Forking Safety
It’s not that often that Safework can give you a chuckle, most times what circulates is more a recipe for acute depression.
However, this time a laugh is warranted (http://www.safework.nsw.gov.au/health-and-safety/safety-topics-a-z/forklifts?hootPostID=f514668ae2919264b9febc146ca11ba0).
If you were wondering what to do about forklift safety apparently is all forked. That is, if you get hit by a forklift you can be forked. This is why it is important to give a fork about forking safety.

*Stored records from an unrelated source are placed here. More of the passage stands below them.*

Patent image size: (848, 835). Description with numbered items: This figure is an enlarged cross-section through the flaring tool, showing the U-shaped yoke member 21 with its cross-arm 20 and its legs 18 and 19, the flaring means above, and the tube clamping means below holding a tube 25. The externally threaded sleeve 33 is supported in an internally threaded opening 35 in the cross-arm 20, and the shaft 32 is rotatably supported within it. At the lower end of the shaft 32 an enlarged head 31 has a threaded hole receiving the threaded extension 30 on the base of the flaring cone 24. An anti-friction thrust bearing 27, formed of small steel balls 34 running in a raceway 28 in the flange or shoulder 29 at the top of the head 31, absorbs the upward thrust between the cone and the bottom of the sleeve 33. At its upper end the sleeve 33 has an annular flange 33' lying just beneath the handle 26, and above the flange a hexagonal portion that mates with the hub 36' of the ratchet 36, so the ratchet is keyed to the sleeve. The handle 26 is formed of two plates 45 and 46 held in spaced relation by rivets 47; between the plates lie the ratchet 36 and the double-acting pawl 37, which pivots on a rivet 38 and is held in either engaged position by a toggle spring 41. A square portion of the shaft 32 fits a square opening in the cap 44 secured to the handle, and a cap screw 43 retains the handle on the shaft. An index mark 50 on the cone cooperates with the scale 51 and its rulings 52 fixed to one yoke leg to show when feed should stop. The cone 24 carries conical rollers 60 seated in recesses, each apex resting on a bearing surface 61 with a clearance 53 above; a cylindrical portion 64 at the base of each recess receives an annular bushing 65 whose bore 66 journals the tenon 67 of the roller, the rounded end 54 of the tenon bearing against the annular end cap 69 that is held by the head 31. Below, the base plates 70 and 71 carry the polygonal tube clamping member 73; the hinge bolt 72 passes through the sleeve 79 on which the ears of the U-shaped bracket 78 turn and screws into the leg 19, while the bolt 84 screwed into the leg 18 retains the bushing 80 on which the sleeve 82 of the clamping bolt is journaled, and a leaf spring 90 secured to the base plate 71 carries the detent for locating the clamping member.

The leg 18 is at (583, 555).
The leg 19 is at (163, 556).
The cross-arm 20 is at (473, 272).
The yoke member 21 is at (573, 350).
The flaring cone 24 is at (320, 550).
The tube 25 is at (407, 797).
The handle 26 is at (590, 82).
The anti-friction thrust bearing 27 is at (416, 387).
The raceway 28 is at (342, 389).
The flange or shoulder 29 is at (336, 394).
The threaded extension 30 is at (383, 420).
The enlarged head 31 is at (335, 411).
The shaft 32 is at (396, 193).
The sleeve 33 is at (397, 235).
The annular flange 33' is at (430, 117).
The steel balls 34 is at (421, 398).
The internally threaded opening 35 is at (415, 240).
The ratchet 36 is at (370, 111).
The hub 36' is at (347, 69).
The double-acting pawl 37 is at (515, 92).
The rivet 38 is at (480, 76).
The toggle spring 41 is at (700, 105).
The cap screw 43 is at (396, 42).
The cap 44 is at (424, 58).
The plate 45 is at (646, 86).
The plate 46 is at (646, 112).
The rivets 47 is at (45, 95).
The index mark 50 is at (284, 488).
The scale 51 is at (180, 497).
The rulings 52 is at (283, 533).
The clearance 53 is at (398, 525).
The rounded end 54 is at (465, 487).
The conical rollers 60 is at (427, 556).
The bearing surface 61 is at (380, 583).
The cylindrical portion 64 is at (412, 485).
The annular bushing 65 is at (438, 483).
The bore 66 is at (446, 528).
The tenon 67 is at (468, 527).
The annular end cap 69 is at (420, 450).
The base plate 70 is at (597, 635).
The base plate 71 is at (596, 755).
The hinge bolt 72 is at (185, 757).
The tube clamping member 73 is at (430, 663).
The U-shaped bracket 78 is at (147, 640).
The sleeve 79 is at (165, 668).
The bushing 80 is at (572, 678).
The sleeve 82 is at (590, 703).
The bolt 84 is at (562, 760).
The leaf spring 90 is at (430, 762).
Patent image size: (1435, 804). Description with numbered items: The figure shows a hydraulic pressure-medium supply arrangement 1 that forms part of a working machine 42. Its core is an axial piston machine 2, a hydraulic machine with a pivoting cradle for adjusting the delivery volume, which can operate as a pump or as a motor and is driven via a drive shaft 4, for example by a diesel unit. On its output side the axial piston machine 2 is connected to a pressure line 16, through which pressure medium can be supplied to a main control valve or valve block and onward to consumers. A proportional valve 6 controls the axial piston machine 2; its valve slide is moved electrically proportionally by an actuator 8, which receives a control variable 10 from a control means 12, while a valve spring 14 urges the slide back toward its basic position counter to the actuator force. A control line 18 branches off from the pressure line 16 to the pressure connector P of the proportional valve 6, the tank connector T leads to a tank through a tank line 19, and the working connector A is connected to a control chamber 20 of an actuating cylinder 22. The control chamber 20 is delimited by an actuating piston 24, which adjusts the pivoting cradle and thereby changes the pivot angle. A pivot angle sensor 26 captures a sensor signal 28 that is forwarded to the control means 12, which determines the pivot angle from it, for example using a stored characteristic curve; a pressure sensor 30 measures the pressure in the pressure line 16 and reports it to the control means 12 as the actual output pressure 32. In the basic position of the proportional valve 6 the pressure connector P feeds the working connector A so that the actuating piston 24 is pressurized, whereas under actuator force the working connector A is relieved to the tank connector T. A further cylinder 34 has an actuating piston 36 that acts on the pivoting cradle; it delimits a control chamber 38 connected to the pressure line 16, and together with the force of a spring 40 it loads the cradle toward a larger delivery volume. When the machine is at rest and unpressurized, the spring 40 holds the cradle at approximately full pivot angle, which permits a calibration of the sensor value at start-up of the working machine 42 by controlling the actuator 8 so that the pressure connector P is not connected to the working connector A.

Of course, most people know that forklifts are dangerous and there are plenty of forking videos about to help understand how but not why people get forked. Indeed I was at a university a while back and saw this scene showing how people are sometimes overconfident with forklifts. You see the forking problem is not the forklifts but how humans engage in forking. After a while we can become desensitized to forking and that’s when forking safety gets a bit forked.
Unfortunately, when people get forked most don’t understand the forking nature of the unconscious and so think forking decision-making is a rational process. Perhaps this is because the regulator is part of the problem driving forking paperwork to a flood of forking bureaucracy to an overload and a culture of forking ‘tick and flick’.
Perhaps the best way to take forking safety seriously is to move away from checklists and object-focused forking to people-centred forking. Maybe if there was better understanding about forking heuristics and forking automaticity that influence forking decision making, then less people will get forked.